Это был замечательный дом: безалаберный, теплый, гостеприимный, с мебелью, изодранной многочисленными кошками и просиженной бесчисленными гостями. Ситуацию в доме контролировал огромный лохматый дворовый пес Петька, которому любящие хозяева присудили какую-то редкостную породу. Дом стоял около реки, отгороженный густым лесом от загазованной московской суеты. Формально он принадлежал городу Климовску, который легко сошел бы за большую деревню, если б не мешали этому многоэтажные каменные здания горкома партии и Дворца культуры да гигантский Ленин с вытянутой рукой, указующей на расположенный рядом военный завод. Город, собственно, и вырос вокруг этого завода и потому считался закрытым.
Чета Федоровых – профессор-археолог, писатель Георгий Борисович Федоров и его жена, кинорежиссер Майя Рошаль переехали сюда в семидесятых годах, спасаясь от повторных инфарктов ГэБэ, как за глаза называли Георгия Борисовича друзья. Кстати, я не встречала другого человека, который бы так по-детски трогательно хвастался своими инфарктами.
– У меня было семь инфарктов и два отека легких, – сообщил мне ГэБэ при первом же знакомстве. – И два обыска! – добавил он радостно, и я сразу поняла, что этому человеку есть чем гордиться.
ГэБэ был личностью легендарной. Археолог, он много путешествовал, совершал удивительные открытия, а попутно прятал в своих экспедициях диссидентствующих друзей, спасая их от вполне реальных угроз со стороны не любившего шутить грозного «тезки». «Скрывался от ГБ в экспедиции у ГэБэ», – не раз и не два слышала я о разных знакомых и незнакомых мне людях. Формально он диссидентом не считался, но, как всякий русский интеллигент, имел внушительный счет к «Софье Власьевне».
ГэБэ знал множество интереснейших историй, замечательно их рассказывал, его можно было слушать часами, даже когда он повторял уже знакомую историю. Очень любил рассказывать, например, как он делал предложение своей будущей жене. Году, кажется, в сорок пятом, гуляя с красавицей Майей по берегу Волхова, ГэБэ произнес:
– Я вас люблю и сейчас сделаю вам предложение. Но сначала я должен открыть вам страшную тайну: я ненавижу Сталина!
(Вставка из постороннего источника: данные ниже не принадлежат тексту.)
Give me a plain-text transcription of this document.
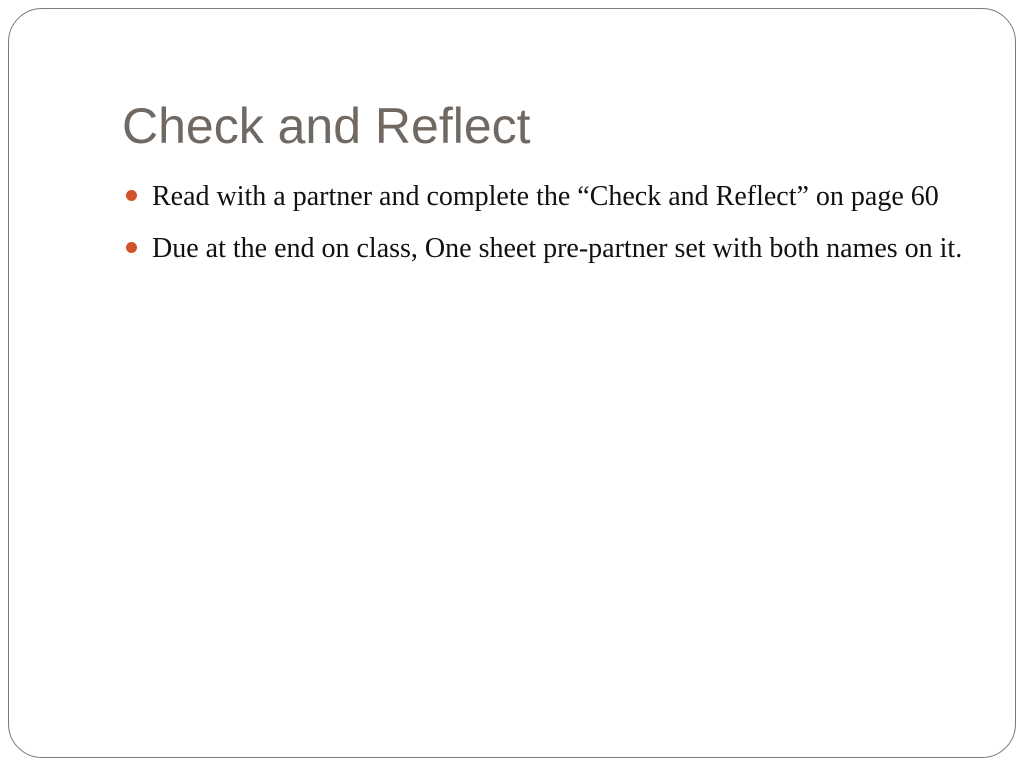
Check and Reflect
Read with a partner and complete the “Check and Reflect” on page 60
Due at the end on class, One sheet pre-partner set with both names on it.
То ли это ее не испугало, то ли любовь оказалась сильнее страха, но только они поженились и счастливо прожили вместе около пятидесяти лет… Примерно тогда же друг ГэБэ привел к ним в компанию на встречу Нового года прелестную девушку, на которой собирался жениться. Когда пробили куранты, девушка встала и предложила выпить первый тост года за товарища Сталина. Наступила гробовая тишина.
– Ничего, ребята, я ее перевоспитаю, – пообещал обескураженный друг. Обещание свое он выполнил: женился и перевоспитал, и недавно отпраздновал золотую свадьбу.
– Во как влюблен был! – восхищенно заключал Георгий Борисович свой рассказ.
Друзья молодости (и я за глаза) звали его не ГэБэ, а Жора.
…Переехав из Москвы в Климовск, Жора Федоров совершенно изменил лицо города. Перед его обаянием спасовали даже работники отдела культуры климовского горкома партии, с которыми он быстро подружился и тем самым совершенно нейтрализовал. И вот в климовский Дворец культуры стали наезжать друзья Федорова. Чуть ли не первым экраном показывал свои фильмы Рязанов. Жора устраивал в Климовске такие концерты и такие выставки, о которых в Москве и мечтать не приходилось.